Как поменять начальное количество человек на тренировке - PullRequest
0 голосов
/ 27 апреля 2019

Я пытаюсь обучить распознаватель речи, но у меня проблема с начальным числом плотностей, так как я хочу начать с большего, чем единица, но я получаю эту ошибку.Я знаю, что 1 гауссиан не даст мне хорошего результата, поэтому я пытаюсь увеличить начальный

FATAL: "mod_inv.c", line 183: mean file contains a different # of Gaussian densities, 1, per mixture than previously defined, 2
Sat Apr 27 00:40:18 2019

, мой конфигурационный файл такой

# Configuration script for sphinx trainer                  -*-mode:Perl-*-

$CFG_VERBOSE = 1;       # Determines how much goes to the screen.

# These are filled in at configuration time
$CFG_DB_NAME = "ara";
# Experiment name, will be used to name model files and log files

# Directory containing SphinxTrain binaries
$CFG_BASE_DIR = "/home/nour/Desktop/sphinx/ara";
$CFG_SPHINXTRAIN_DIR = "/usr/local/lib/sphinxtrain";
$CFG_BIN_DIR = "/usr/local/libexec/sphinxtrain";
$CFG_SCRIPT_DIR = "/usr/local/lib/sphinxtrain/scripts";

# Audio waveform and feature file information
$CFG_WAVFILE_TYPE = 'mswav'; # one of nist, mswav, raw

# Feature extraction parameters
$CFG_NUM_FILT = 25; # For wideband speech it's 25, for telephone 8khz reasonable value is 15
$CFG_LO_FILT = 130; # For telephone 8kHz speech value is 200
$CFG_HI_FILT = 6800; # For telephone 8kHz speech value is 3500
$CFG_TRANSFORM = "dct"; # Previously legacy transform is used, but dct is more accurate
$CFG_LIFTER = "22"; # Cepstrum lifter is smoothing to improve recognition
$CFG_VECTOR_LENGTH = 13; # 13 is usually enough

$CFG_MIN_ITERATIONS = 1;  # BW Iterate at least this many times
$CFG_MAX_ITERATIONS = 10; # BW Don't iterate more than this, somethings likely wrong.

# (none/max) Type of AGC to apply to input files
$CFG_AGC = 'none';
# (current/none) Type of cepstral mean subtraction/normalization
# to apply to input files
$CFG_CMN = 'batch';
# (yes/no) Normalize variance of input files to 1.0
$CFG_VARNORM = 'no';
# (yes/no) Train full covariance matrices
$CFG_FULLVAR = 'no';
# (yes/no) Use diagonals only of full covariance matrices for
# Forward-Backward evaluation (recommended if CFG_FULLVAR is yes)
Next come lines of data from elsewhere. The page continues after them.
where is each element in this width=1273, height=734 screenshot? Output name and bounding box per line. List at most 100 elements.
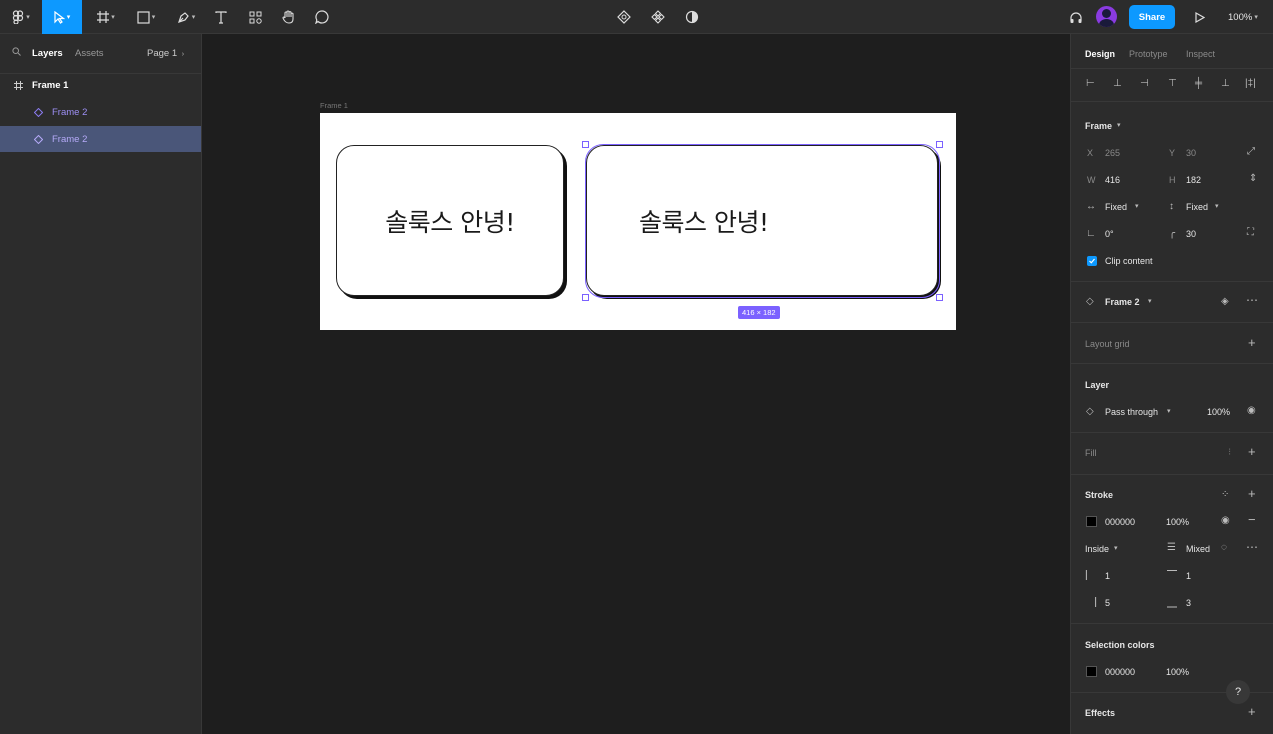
layout-grid-title[interactable]: Layout grid	[1085, 339, 1130, 349]
frame-label[interactable]: Frame 1	[320, 101, 348, 110]
tab-prototype[interactable]: Prototype	[1129, 49, 1168, 59]
more-options-icon[interactable]: ⋯	[1246, 541, 1258, 553]
create-component-button[interactable]	[648, 0, 668, 34]
hand-tool-button[interactable]	[277, 0, 299, 34]
independent-corners-icon[interactable]: ⛶	[1247, 228, 1254, 238]
selection-opacity-input[interactable]: 100%	[1166, 667, 1189, 677]
text-tool-button[interactable]	[210, 0, 232, 34]
resize-handle-bottom-left[interactable]	[582, 294, 589, 301]
clip-content-checkbox[interactable]	[1087, 256, 1097, 266]
stroke-bottom-input[interactable]: 3	[1186, 598, 1191, 608]
divider	[1070, 623, 1273, 624]
visibility-eye-icon[interactable]: ◉	[1221, 516, 1230, 526]
tab-assets[interactable]: Assets	[75, 48, 104, 59]
shape-tool-button[interactable]: ▾	[130, 0, 162, 34]
horizontal-resizing-icon: ↔	[1086, 201, 1096, 212]
resize-handle-top-left[interactable]	[582, 141, 589, 148]
help-button[interactable]: ?	[1226, 680, 1250, 704]
search-icon[interactable]	[12, 47, 21, 59]
mask-button[interactable]	[682, 0, 702, 34]
add-layout-grid-icon[interactable]: +	[1248, 336, 1256, 349]
visibility-eye-icon[interactable]: ◉	[1247, 406, 1256, 416]
tab-layers[interactable]: Layers	[32, 48, 63, 59]
add-fill-icon[interactable]: +	[1248, 445, 1256, 458]
stroke-weight-input[interactable]: Mixed	[1186, 544, 1210, 554]
zoom-dropdown[interactable]: 100% ▾	[1228, 0, 1258, 34]
more-options-icon[interactable]: ⋯	[1246, 294, 1258, 306]
stroke-color-input[interactable]: 000000	[1105, 517, 1135, 527]
remove-stroke-icon[interactable]: −	[1248, 513, 1256, 526]
layer-label: Frame 1	[32, 79, 69, 91]
align-middle-icon[interactable]: ╪	[1195, 79, 1202, 89]
resize-handle-bottom-right[interactable]	[936, 294, 943, 301]
page-selector[interactable]: Page 1 ›	[147, 48, 184, 59]
x-input[interactable]: 265	[1105, 148, 1120, 158]
layer-row-frame-1[interactable]: Frame 1	[0, 72, 201, 98]
horizontal-resizing-select[interactable]: Fixed	[1105, 202, 1127, 212]
stroke-position-select[interactable]: Inside	[1085, 544, 1109, 554]
stroke-color-swatch[interactable]	[1086, 516, 1097, 527]
chevron-down-icon: ▾	[151, 14, 156, 21]
add-stroke-icon[interactable]: +	[1248, 487, 1256, 500]
align-center-h-icon[interactable]: ⊥	[1113, 79, 1122, 89]
selection-color-input[interactable]: 000000	[1105, 667, 1135, 677]
scale-icon[interactable]: ⤢	[1247, 147, 1255, 157]
audio-button[interactable]	[1066, 0, 1086, 34]
move-tool-button[interactable]: ▾	[42, 0, 82, 34]
frame-tool-button[interactable]: ▾	[90, 0, 122, 34]
card-frame-2-right[interactable]: 솔룩스 안녕!	[586, 145, 938, 296]
stroke-opacity-input[interactable]: 100%	[1166, 517, 1189, 527]
distribute-icon[interactable]: |‡|	[1245, 79, 1256, 89]
go-to-main-component-icon[interactable]: ◈	[1221, 297, 1229, 307]
align-left-icon[interactable]: ⊢	[1086, 79, 1095, 89]
layer-label: Frame 2	[52, 133, 88, 145]
stroke-top-input[interactable]: 1	[1186, 571, 1191, 581]
individual-strokes-icon[interactable]: ◌	[1221, 543, 1227, 553]
user-avatar[interactable]	[1096, 6, 1117, 27]
card-text: 솔룩스 안녕!	[385, 207, 515, 237]
layer-row-frame-2[interactable]: Frame 2	[0, 99, 201, 125]
add-effect-icon[interactable]: +	[1248, 705, 1256, 718]
share-button[interactable]: Share	[1129, 5, 1175, 29]
resources-button[interactable]	[244, 0, 266, 34]
stroke-left-input[interactable]: 1	[1105, 571, 1110, 581]
constrain-proportions-icon[interactable]: ⇕	[1249, 174, 1257, 184]
align-right-icon[interactable]: ⊣	[1140, 79, 1149, 89]
present-button[interactable]	[1192, 0, 1208, 34]
w-label: W	[1087, 175, 1096, 185]
comment-tool-button[interactable]	[311, 0, 333, 34]
component-action-button[interactable]	[614, 0, 634, 34]
card-frame-2-left[interactable]: 솔룩스 안녕!	[336, 145, 564, 296]
blend-mode-select[interactable]: Pass through	[1105, 407, 1158, 417]
instance-name[interactable]: Frame 2	[1105, 297, 1140, 307]
y-input[interactable]: 30	[1186, 148, 1196, 158]
h-input[interactable]: 182	[1186, 175, 1201, 185]
pen-tool-button[interactable]: ▾	[170, 0, 202, 34]
stroke-right-input[interactable]: 5	[1105, 598, 1110, 608]
page-label: Page 1	[147, 48, 178, 59]
comment-icon	[315, 10, 329, 24]
align-top-icon[interactable]: ⊤	[1168, 79, 1177, 89]
main-menu-button[interactable]: ▾	[4, 0, 38, 34]
chevron-down-icon[interactable]: ▾	[1117, 121, 1121, 131]
resize-handle-top-right[interactable]	[936, 141, 943, 148]
chevron-down-icon: ▾	[26, 14, 30, 21]
corner-radius-input[interactable]: 30	[1186, 229, 1196, 239]
rectangle-icon	[137, 10, 150, 24]
fill-styles-icon[interactable]: ⁝	[1228, 448, 1231, 458]
w-input[interactable]: 416	[1105, 175, 1120, 185]
clip-content-label[interactable]: Clip content	[1105, 256, 1153, 266]
tab-design[interactable]: Design	[1085, 49, 1115, 59]
align-bottom-icon[interactable]: ⊥	[1221, 79, 1230, 89]
layer-row-frame-2-selected[interactable]: Frame 2	[0, 126, 201, 152]
rotation-input[interactable]: 0°	[1105, 229, 1114, 239]
panel-tabs: Layers Assets Page 1 ›	[0, 34, 202, 74]
tab-inspect[interactable]: Inspect	[1186, 49, 1215, 59]
stroke-styles-icon[interactable]: ⁘	[1221, 490, 1229, 500]
layer-opacity-input[interactable]: 100%	[1207, 407, 1230, 417]
selection-color-swatch[interactable]	[1086, 666, 1097, 677]
chevron-down-icon[interactable]: ▾	[1148, 297, 1152, 307]
divider	[1070, 281, 1273, 282]
vertical-resizing-select[interactable]: Fixed	[1186, 202, 1208, 212]
frame-section-title[interactable]: Frame	[1085, 121, 1112, 131]
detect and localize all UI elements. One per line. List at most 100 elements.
# (yes/no) Perform vocal tract length normalization in training.  This
# will result in a "normalized" model which requires VTLN to be done
# during decoding as well.
$CFG_VTLN = 'no';
# Starting warp factor for VTLN
# Ending warp factor for VTLN
$CFG_VTLN_END = 1.40;
# Step size of warping factors
$CFG_VTLN_STEP = 0.05;

# Directory to write queue manager logs to
$CFG_QMGR_DIR = "$CFG_BASE_DIR/qmanager";
# Directory to write training logs to
$CFG_LOG_DIR = "$CFG_BASE_DIR/logdir";
# Directory for re-estimation counts
$CFG_BWACCUM_DIR = "$CFG_BASE_DIR/bwaccumdir";
# Directory to write model parameter files to
$CFG_MODEL_DIR = "$CFG_BASE_DIR/model_parameters";

# Directory containing transcripts and control files for
# speaker-adaptive training

# Decoding variables for MMIE training
$CFG_BEAMWIDTH      = "1e-100";
$CFG_WORDBEAM       = "1e-80";
$CFG_WORDPENALTY    = "0.2";

# Lattice pruning variables
$CFG_ABEAM              = "1e-50";
$CFG_NBEAM              = "1e-10";
$CFG_PRUNED_DENLAT_DIR  = "$CFG_BASE_DIR/pruned_denlat";

# MMIE training related variables
$CFG_MMIE = "no";
$CFG_MMIE_TYPE   = "rand"; # Valid values are "rand", "best" or "ci"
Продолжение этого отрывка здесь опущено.